Vision, Values and Objectives

Sparks fostering Vision

Sparks Fostering aspires to create a culture whereby children and young people in our care are given every opportunity to thrive and recover from trauma. Every child placed into the care of a Sparks Fostering home will quickly see that they are part of an organisation that works together to meet the needs of every member of the organisation, including staff, foster carers and children. This will be made possible by establishing a well trained, highly motivated team who feel pride and a great sense of achievement for their contribution to the lives of the children looked after.

Sparks Fostering values and principles

Sparks Fostering staff and foster carers understand that whenever possible, children are best looked after within their families, with their parents playing a full part in their lives. However, compulsory intervention in family life is sometimes necessary in order to safeguard a child and promote their welfare.

Sparks Fostering aims to, where possible, support rather than undermine the parental role. The significance of contact for children looked after, and of maintaining relationships with birth parents and the wider family, including siblings, halfsiblings and grandparents, is recognised, as is the foster parent’s role in this.

Children should have an enjoyable childhood, benefiting from excellent parenting and education, enjoying a wide range of opportunities to develop their talents and skills leading to a successful adult life.

Children are entitled to grow up in a loving environment that can meet their developmental needs.

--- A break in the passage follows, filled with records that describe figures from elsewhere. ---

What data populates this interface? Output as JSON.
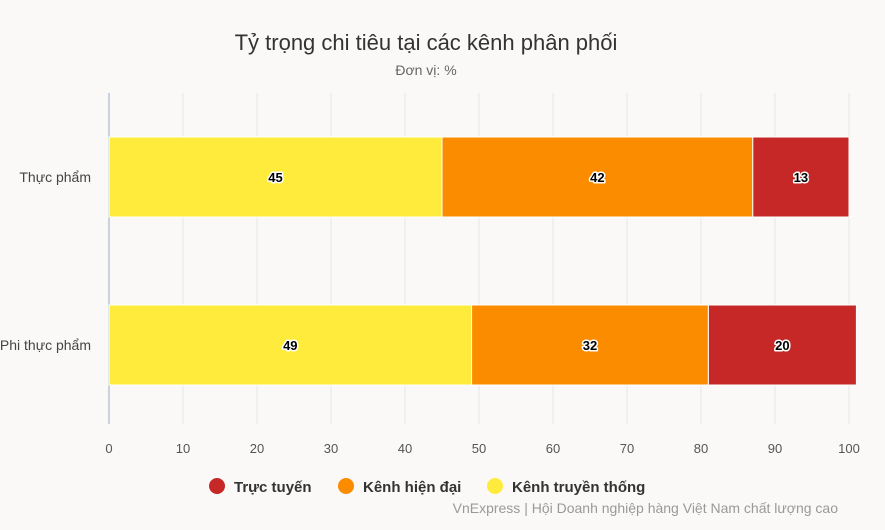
{
  "chart_data": {
    "type": "bar",
    "orientation": "horizontal",
    "stacked": true,
    "title": "Tỷ trọng chi tiêu tại các kênh phân phối",
    "subtitle": "Đơn vị: %",
    "categories": [
      "Thực phẩm",
      "Phi thực phẩm"
    ],
    "series": [
      {
        "name": "Kênh truyền thống",
        "color": "#ffeb3b",
        "values": [
          45,
          49
        ]
      },
      {
        "name": "Kênh hiện đại",
        "color": "#fb8c00",
        "values": [
          42,
          32
        ]
      },
      {
        "name": "Trực tuyến",
        "color": "#c62828",
        "values": [
          13,
          20
        ]
      }
    ],
    "xlim": [
      0,
      100
    ],
    "x_ticks": [
      0,
      10,
      20,
      30,
      40,
      50,
      60,
      70,
      80,
      90,
      100
    ],
    "grid": true,
    "legend_position": "bottom",
    "legend_order": [
      "Trực tuyến",
      "Kênh hiện đại",
      "Kênh truyền thống"
    ]
  },
  "credit": "VnExpress | Hội Doanh nghiệp hàng Việt Nam chất lượng cao"
}
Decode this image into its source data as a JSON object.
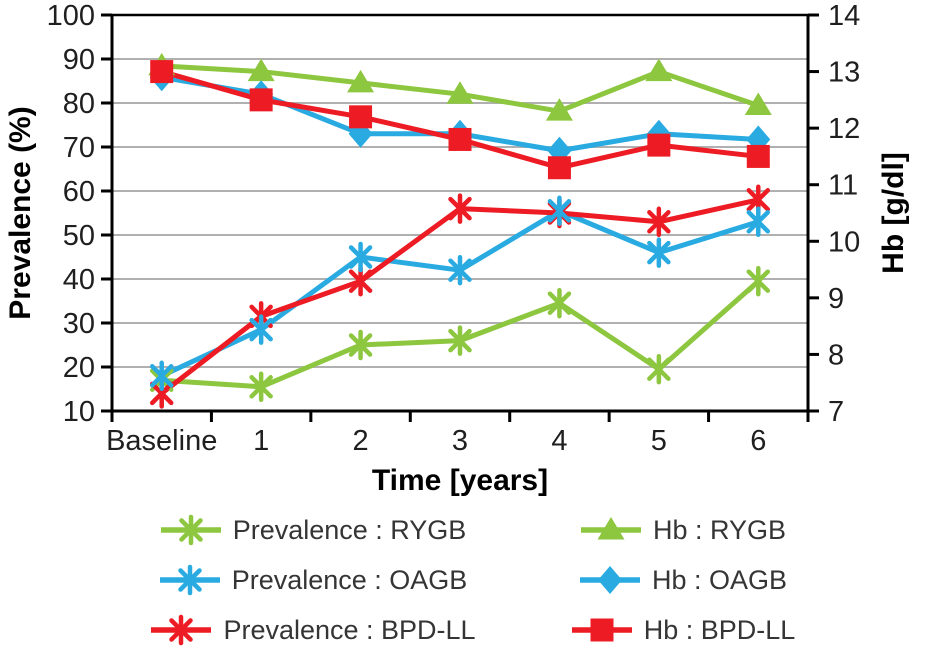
{
  "chart_data": {
    "type": "line",
    "categories": [
      "Baseline",
      "1",
      "2",
      "3",
      "4",
      "5",
      "6"
    ],
    "x_axis": {
      "title": "Time [years]"
    },
    "left_axis": {
      "title": "Prevalence (%)",
      "min": 10,
      "max": 100,
      "step": 10
    },
    "right_axis": {
      "title": "Hb [g/dl]",
      "min": 7,
      "max": 14,
      "step": 1
    },
    "grid": true,
    "grid_color": "#b0b0b0",
    "axis_color": "#000000",
    "legend_position": "bottom",
    "series": [
      {
        "name": "Prevalence : RYGB",
        "axis": "left",
        "color": "#8DC63F",
        "marker": "asterisk",
        "values": [
          17,
          15.5,
          25,
          26,
          34.5,
          19.5,
          39.5
        ]
      },
      {
        "name": "Prevalence : OAGB",
        "axis": "left",
        "color": "#29ABE2",
        "marker": "asterisk",
        "values": [
          18,
          28.5,
          45,
          42,
          55.5,
          46,
          53
        ]
      },
      {
        "name": "Prevalence : BPD-LL",
        "axis": "left",
        "color": "#ED1C24",
        "marker": "asterisk",
        "values": [
          14,
          31.5,
          39.5,
          56,
          55,
          53,
          58
        ]
      },
      {
        "name": "Hb : RYGB",
        "axis": "right",
        "color": "#8DC63F",
        "marker": "triangle",
        "values": [
          13.1,
          13.0,
          12.8,
          12.6,
          12.3,
          13.0,
          12.4
        ]
      },
      {
        "name": "Hb : OAGB",
        "axis": "right",
        "color": "#29ABE2",
        "marker": "diamond",
        "values": [
          12.9,
          12.6,
          11.9,
          11.9,
          11.6,
          11.9,
          11.8
        ]
      },
      {
        "name": "Hb : BPD-LL",
        "axis": "right",
        "color": "#ED1C24",
        "marker": "square",
        "values": [
          13.0,
          12.5,
          12.2,
          11.8,
          11.3,
          11.7,
          11.5
        ]
      }
    ]
  }
}
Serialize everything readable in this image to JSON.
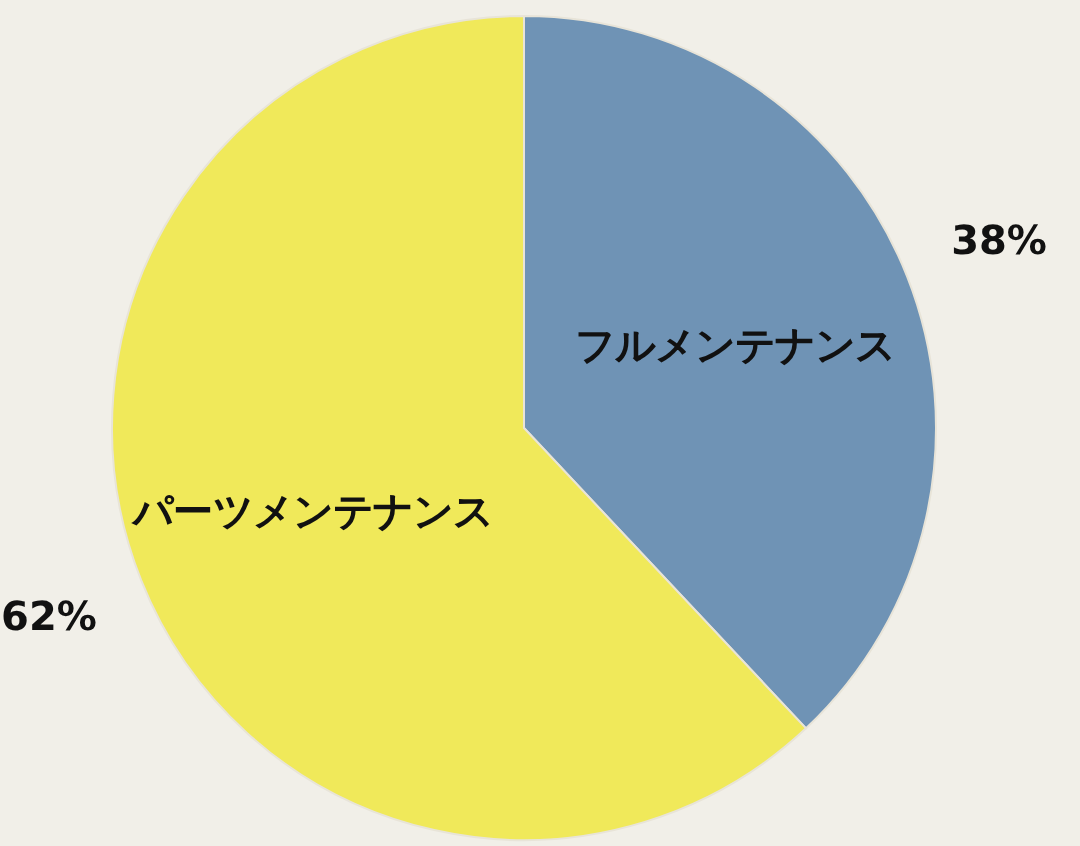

Every child should have his or her wishes and feelings listened to and taken into account. The child’s wishes and feelings should always be established and taken into account when taking decisions in respect of children looked after.

The particular needs of disabled children and children with complex needs will be fully recognised and taken into account

Each child should be valued as an individual and given personalised support in line with their individual needs and background in order to develop their identity, self-confidence and self-worth.

Children in foster care deserve to be treated as a good parent would treat their own children and to have the opportunity for as full an experience of family life and childhood as possible, without unnecessary restrictions.

Foster parents are required by their Foster Care Agreement to care for any child placed as if the child was a child of the foster parent’s family. The default position should be that the foster parent does not treat the child differently to their own children.

Foster parents have an important contribution to make in planning and decision making about the child

The central importance of the child’s relationship with their foster parent is acknowledged and the work of the wider team around the child will be undertaken in a way that strengthens and supports the role of the foster parent.

Foster parents are recognised as having (or developing) the skill, knowledge, expertise, self-awareness, commitment and the ability to work as part of the team around the child

Sparks Fostering and responsible authorities must value and promote the central role of foster parents as part of the wider team, not just caring for and supporting the child, but also contributing to planning for the child, for example through attending reviews and meetings with other professionals concerned with the child.

Foster parents have a right to full information about the child

The status of foster parents is respected, and their levels of authority clearly defined so that they can give children in their care a full experience of family life, safeguard them and help them to grow and reach their potential. The central importance of the child’s relationship with their foster parent is acknowledged and foster parents should be recognised as core members of the team working with the child

Foster parents receive relevant support services and development opportunities in order to provide the best care for children

Genuine partnership between all those involved in fostering children is essential; this includes the Government, local government, other statutory agencies, fostering service providers and foster parents.

Further Information

Our main objectives

Matching Fostering Families With Children In The Care Of The Local Authority

Sparks Fostering is an independent fostering provider which matches fostering families with children in the care of the local authority who are aged between 0 to 18 years (although foster parents will be encouraged to care for children beyond this age whenever this is possible).

Meeting The Needs Of Children

Recruitment of foster parents is geared towards meeting the needs of children who are waiting for placement; therefore, reasonable effort will be made to ensure the demographics of foster parents reflect the diversity of children who are waiting for fostering placements.

Strategically Recruit And Assess Prospective Foster Parents

The main tasks for Sparks Fostering are to strategically recruit and assess prospective foster parents; to train the parents so they are able to offer the best level of care to the children; to match children to the homes which are most likely to suit the needs of the child; to support the foster parents and children as build their relationship; to supervise foster parents and staff; and to continue to offer support, training and supervision to staff and foster parents for as long as the placement lasts. All of these core functions are expanded upon in considerable detail in later policies and procedures and will be central to the training topics offered to foster parents, other fostering family members, and to Sparks Fostering staff.